Would anyone be particularly discomfited? GDLS may not crave more competition, but it’s BAE L&A, for sure, that will be put out. It’s notable that the US Army’s plans for its armored fleet involve upgrading vehicles from GDLS (the Abrams and the Stryker), but mostly discarding vehicles from BAE (the Bradley and the M113). The Paladin Integrated Management (PIM) program is a potential bright spot for the moment, but note again that the Regulars will only keep 30 armored artillery batteries in the long run. Even with the aforementioned marginalia, that’s fewer than 400 howitzers. With the winding down of MRAP purchases, the loss of the FMTV program to Oshkosh, and the disappearance of recapitalization opportunities for Bradleys and M113s, that’s not a lot on which to sustain a business. GCV is then a must-win for L&A, which helps explain why Northrop Grumman was recruited onto the bidding team. At this point, they’ll readily share the proceeds if it means getting those hulls through the factory.
As happened the FMTV and KC-X disputes, we can expect to hear howls of indignation about the fate of something called “the industrial base” (a term which exists not outside the rarified world of military contracting). We’ll hear how “capabilities” will vanish forever with any exit from the industry, and how the Army’s probably single source approach will result in an eventual monopoly on heavy armored vehicle production in the United States. This is hogwash. For as the introduction of so many overseas designs in the MRAP program demonstrated, enough money can induce almost anyone to bid. Call that Biden’s Law, for the onetime federal senator who said so in debate.

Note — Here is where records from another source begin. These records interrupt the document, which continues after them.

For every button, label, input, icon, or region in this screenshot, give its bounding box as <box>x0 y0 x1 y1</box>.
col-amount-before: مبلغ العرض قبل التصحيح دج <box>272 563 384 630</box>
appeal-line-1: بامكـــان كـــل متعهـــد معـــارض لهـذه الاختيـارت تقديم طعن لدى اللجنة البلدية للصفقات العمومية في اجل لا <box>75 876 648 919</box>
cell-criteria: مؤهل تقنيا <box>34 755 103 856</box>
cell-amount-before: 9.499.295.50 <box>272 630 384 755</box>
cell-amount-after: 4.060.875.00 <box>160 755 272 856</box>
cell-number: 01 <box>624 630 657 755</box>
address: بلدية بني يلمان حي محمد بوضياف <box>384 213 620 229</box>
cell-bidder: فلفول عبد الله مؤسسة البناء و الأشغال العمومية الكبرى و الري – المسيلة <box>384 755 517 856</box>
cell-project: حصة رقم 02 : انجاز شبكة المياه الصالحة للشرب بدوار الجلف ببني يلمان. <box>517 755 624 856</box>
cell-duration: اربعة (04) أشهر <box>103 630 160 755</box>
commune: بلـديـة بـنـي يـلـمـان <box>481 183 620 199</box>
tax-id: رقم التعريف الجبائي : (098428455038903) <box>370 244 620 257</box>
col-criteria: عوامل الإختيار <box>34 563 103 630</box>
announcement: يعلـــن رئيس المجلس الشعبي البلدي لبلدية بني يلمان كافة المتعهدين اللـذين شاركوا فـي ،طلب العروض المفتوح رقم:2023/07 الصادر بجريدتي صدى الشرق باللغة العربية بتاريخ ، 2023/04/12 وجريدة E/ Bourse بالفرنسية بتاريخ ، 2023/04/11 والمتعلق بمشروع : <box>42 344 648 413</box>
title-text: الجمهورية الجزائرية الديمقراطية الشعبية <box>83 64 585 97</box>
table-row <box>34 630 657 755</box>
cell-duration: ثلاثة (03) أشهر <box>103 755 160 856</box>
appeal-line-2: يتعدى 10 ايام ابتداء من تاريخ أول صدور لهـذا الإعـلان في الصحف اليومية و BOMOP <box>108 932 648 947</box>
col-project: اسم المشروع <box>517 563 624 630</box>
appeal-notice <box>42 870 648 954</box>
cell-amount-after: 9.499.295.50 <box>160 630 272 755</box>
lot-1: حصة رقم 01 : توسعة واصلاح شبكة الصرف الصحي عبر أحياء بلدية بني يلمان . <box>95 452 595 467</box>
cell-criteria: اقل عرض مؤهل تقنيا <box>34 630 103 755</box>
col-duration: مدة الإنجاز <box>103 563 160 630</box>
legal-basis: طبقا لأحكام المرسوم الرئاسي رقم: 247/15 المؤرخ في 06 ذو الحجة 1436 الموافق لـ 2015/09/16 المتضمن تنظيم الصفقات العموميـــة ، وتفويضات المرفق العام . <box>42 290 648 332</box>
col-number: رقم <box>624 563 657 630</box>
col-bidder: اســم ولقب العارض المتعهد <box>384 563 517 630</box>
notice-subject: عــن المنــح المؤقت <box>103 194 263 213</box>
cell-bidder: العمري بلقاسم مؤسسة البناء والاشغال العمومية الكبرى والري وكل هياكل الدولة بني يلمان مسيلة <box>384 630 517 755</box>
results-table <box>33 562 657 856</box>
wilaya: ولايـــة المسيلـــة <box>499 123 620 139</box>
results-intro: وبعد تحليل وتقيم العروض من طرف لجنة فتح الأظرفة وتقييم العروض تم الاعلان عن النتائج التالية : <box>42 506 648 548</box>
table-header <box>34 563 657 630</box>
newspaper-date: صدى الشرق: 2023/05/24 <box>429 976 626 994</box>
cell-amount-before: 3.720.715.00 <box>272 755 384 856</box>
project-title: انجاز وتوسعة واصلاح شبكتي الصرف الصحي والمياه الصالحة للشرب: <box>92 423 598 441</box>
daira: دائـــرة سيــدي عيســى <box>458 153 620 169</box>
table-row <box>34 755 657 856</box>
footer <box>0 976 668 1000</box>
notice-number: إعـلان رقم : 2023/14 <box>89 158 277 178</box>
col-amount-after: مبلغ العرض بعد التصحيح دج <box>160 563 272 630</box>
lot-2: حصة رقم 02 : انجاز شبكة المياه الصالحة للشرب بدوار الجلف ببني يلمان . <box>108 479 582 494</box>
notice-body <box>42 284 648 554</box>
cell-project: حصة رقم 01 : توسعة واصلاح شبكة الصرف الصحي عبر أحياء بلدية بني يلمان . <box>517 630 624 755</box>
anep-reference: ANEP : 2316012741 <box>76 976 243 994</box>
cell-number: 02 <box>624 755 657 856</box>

As the United States spends more on its armed forces than any other country in the world, and by a big margin, the threat of entry by capable companies like KMW or IMI will most often be enough to put those concerns to rest. Once those firms come to the very lucrative US market, with local production facilities and American boards of directors, they become meaningfully American firms. So, if no one is soliciting KMW in particular, it’s probably time to ask.